Reuters/ Wolfgang Rattay
Marx rubber ducks don’t quite capture the spirit of communism.
By Olivia Goldhill
Published Last updated This article is more than 2 years old.

Some 200 years after Karl Marx’s birth, capitalism has decidedly won the ideological battle against communism. The proof? To honor Marx’s May 5 birthday, his hometown of Trier, Germany, is mass-producing disposable Marxist memorabilia.

Products include a Karl Marx zero-euro banknote, which costs €3. There are also magnets of Karl Marx making the peace sign, Karl Marx mugs (“to philosophise during tea time”), Marx cookie cutters for €5.95, and a Marx-esque rubber duck sporting a beard, quill, and copy of Das Kapital. In total, Trier Tourism is selling 30 items of memorabilia.

Trier has also chosen to honor the thinker by accepting a bronze sculpture of Marx from the Chinese government and installing traffic lights that depict Marx rather than the usual anonymous figurine.
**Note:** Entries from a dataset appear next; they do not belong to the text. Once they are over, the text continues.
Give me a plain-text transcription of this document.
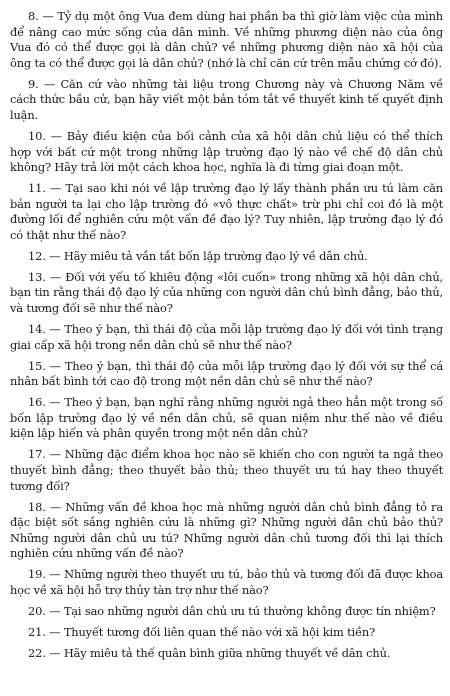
8. — Tỷ dụ một ông Vua đem dùng hai phần ba thì giờ làm việc của mình để nâng cao mức sống của dân mình. Về những phương diện nào của ông Vua đó có thể được gọi là dân chủ? về những phương diện nào xã hội của ông ta có thể được gọi là dân chủ? (nhớ là chỉ căn cứ trên mẫu chứng cớ đó).

9. — Căn cứ vào những tài liệu trong Chương này và Chương Năm về cách thức bầu cử, bạn hãy viết một bản tóm tắt về thuyết kinh tế quyết định luận.

10. — Bảy điều kiện của bối cảnh của xã hội dân chủ liệu có thể thích hợp với bất cứ một trong những lập trường đạo lý nào về chế độ dân chủ không? Hãy trả lời một cách khoa học, nghĩa là đi từng giai đoạn một.

11. — Tại sao khi nói về lập trường đạo lý lấy thành phần ưu tú làm căn bản người ta lại cho lập trường đó «vô thực chất» trừ phi chỉ coi đó là một đường lối để nghiên cứu một vấn đề đạo lý? Tuy nhiên, lập trường đạo lý đó có thật như thế nào?

12. — Hãy miêu tả vắn tắt bốn lập trường đạo lý về dân chủ.

13. — Đối với yếu tố khiêu động «lôi cuốn» trong những xã hội dân chủ, bạn tin rằng thái độ đạo lý của những con người dân chủ bình đẳng, bảo thủ, và tương đối sẽ như thế nào?

14. — Theo ý bạn, thì thái độ của mỗi lập trường đạo lý đối với tình trạng giai cấp xã hội trong nền dân chủ sẽ như thế nào?

15. — Theo ý bạn, thì thái độ của mỗi lập trường đạo lý đối với sự thể cá nhân bất bình tới cao độ trong một nền dân chủ sẽ như thế nào?

16. — Theo ý bạn, bạn nghĩ rằng những người ngả theo hẳn một trong số bốn lập trường đạo lý về nền dân chủ, sẽ quan niệm như thế nào về điều kiện lập hiến và phân quyền trong một nền dân chủ?

17. — Những đặc điểm khoa học nào sẽ khiến cho con người ta ngả theo thuyết bình đẳng; theo thuyết bảo thủ; theo thuyết ưu tú hay theo thuyết tương đối?

18. — Những vấn đề khoa học mà những người dân chủ bình đẳng tỏ ra đặc biệt sốt sắng nghiên cứu là những gì? Những người dân chủ bảo thủ? Những người dân chủ ưu tú? Những người dân chủ tương đối thì lại thích nghiên cứu những vấn đề nào?

19. — Những người theo thuyết ưu tú, bảo thủ và tương đối đã được khoa học về xã hội hỗ trợ thủy tàn trợ như thế nào?

20. — Tại sao những người dân chủ ưu tú thường không được tín nhiệm?

21. — Thuyết tương đối liên quan thế nào với xã hội kim tiền?

22. — Hãy miêu tả thế quân bình giữa những thuyết về dân chủ.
Since his birth in 1818, Marx’s ideas have inspired communist regimes across the world, most of which collapsed after those lofty ideals devolved into totalitarianism and poor living conditions. Marx is certainly still remembered and revered for his philosophical ideas, but the thinker known for his critique of the capitalist system would surely find cold comfort in his name being used to sell rubber duckies and fake bank notes for profit.